Amazingly, these two billionaires are identified as driving forces in what some in the internet call the New World Order of Satanists whose main goal is the enslavement of the multitudes.

Some commentators tend to dismiss such conspiracists as way-out extremists without a wider constituency. They say that such outrageous fabulations will quickly wither and die when normal politics returns after President Trump departs. Maybe!
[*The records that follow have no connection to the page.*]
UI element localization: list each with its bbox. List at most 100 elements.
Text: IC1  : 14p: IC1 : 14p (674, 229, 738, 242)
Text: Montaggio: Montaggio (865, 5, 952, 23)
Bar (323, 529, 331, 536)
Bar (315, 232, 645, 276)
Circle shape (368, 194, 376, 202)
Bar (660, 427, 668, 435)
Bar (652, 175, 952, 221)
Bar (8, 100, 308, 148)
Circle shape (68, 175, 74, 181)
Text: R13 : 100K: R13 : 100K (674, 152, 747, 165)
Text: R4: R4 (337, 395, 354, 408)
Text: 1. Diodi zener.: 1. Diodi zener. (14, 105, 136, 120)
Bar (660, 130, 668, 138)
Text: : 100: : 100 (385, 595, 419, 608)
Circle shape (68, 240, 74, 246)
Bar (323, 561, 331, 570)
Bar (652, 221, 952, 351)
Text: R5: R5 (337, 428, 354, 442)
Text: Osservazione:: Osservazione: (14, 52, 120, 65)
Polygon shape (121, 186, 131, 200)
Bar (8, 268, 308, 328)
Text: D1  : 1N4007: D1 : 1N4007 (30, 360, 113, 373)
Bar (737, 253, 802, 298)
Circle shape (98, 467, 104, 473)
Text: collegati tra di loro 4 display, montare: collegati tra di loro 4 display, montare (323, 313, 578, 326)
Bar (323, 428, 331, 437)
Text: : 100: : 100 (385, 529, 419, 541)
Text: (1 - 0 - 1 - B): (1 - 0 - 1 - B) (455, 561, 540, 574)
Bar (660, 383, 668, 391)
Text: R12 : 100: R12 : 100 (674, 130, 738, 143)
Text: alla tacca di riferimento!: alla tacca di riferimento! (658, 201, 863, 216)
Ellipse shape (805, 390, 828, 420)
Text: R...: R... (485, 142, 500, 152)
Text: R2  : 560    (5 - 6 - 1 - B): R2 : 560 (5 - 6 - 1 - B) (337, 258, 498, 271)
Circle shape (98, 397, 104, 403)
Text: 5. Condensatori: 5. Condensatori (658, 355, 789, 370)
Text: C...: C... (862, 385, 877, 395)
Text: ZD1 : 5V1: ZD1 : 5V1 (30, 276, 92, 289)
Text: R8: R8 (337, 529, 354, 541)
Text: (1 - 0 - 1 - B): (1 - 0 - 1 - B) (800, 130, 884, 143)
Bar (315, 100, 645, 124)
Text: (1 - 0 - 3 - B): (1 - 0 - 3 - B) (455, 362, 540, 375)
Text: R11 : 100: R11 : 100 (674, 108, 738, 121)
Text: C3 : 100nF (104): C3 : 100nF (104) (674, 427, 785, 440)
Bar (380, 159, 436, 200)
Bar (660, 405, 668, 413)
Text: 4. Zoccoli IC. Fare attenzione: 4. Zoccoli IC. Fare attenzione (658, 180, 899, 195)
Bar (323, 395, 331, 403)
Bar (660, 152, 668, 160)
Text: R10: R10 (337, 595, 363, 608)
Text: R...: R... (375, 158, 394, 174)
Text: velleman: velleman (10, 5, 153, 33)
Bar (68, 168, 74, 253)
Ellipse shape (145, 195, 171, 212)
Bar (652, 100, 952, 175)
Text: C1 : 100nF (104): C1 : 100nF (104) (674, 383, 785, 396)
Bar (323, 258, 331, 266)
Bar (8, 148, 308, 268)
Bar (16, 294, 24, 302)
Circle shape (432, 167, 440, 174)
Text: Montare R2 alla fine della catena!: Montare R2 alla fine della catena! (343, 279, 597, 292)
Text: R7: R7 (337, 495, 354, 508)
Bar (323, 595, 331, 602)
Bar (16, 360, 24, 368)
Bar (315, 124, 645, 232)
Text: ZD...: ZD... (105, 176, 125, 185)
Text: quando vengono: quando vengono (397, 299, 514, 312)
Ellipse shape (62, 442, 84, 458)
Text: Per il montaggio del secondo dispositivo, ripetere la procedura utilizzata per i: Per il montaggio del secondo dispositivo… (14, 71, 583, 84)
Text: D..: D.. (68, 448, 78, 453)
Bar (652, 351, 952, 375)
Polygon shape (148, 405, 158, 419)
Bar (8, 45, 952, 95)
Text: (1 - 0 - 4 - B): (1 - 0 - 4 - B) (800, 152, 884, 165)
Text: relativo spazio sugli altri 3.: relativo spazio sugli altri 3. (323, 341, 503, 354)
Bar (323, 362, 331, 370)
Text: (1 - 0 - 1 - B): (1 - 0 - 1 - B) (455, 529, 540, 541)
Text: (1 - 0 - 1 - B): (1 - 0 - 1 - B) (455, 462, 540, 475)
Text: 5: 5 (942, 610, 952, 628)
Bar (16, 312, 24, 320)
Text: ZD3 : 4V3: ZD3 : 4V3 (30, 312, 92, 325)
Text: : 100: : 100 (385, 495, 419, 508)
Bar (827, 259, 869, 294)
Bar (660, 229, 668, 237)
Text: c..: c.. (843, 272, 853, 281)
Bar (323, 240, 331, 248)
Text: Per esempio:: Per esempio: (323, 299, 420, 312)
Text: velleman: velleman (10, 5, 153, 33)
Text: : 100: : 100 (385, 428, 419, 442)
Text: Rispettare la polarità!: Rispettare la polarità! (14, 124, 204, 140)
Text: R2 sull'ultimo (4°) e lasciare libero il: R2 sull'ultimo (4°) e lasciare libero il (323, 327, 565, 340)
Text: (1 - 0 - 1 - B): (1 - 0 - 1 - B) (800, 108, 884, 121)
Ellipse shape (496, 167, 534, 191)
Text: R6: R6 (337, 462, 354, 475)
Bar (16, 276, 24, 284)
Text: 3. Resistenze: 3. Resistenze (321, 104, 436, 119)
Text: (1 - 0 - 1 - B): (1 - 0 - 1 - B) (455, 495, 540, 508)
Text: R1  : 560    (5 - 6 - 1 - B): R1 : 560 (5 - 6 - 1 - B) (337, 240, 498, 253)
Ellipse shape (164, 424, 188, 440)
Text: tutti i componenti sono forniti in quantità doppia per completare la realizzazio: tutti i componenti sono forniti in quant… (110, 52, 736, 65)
In 2016, solely under the influence of Pizzagate, the precursor of QAnon, Edgar Welch from North Carolina, marched into a pizza parlor with three loaded guns to rescue children who, he was told, were being kept prisoner there by Democrats, following orders from Hillary Clinton. This whole brouhaha originated when some conspiracists claimed that they had decoded messages about this horrible abuse in the emails of Clinton’s campaign manager, John Podesta.

On Christmas Day 2020, Anthony Warner, a 63-yr. old techie living in Nashville, blew up his R.V. while he was inside the vehicle. In investigating what motivated Mr. Warner, police discovered that he made regular trips to another location in Tennessee, home to supposedly destructive reptiles in human form. Some of Mr. Warner’s acquaintances say he was deeply immersed in Q-type conspiracies.

Also, two Republicans were just elected to Congress who openly admire   the Q phenomenon: Marjorie Tyler Greene from Georgia and Lauren Boebert from Colorado. Ms. Greene has shown where she stands by supporting legal action against Vice-President Pence to prevent him from performing his formal role in certifying the election results.

Still the big danger of conspiracy theories is not that they tear down society. They don’t have visible leaders or spokesmen but the internet is rife with their crazy and unfounded conspiracies. They do immense damage by delegitimizing the Biden presidency. The cynical refusal by so many to accept the results of a legitimate election and the promotion of wild, unfounded  assertions of government corruption spinning on social media demoralizes the whole body politic.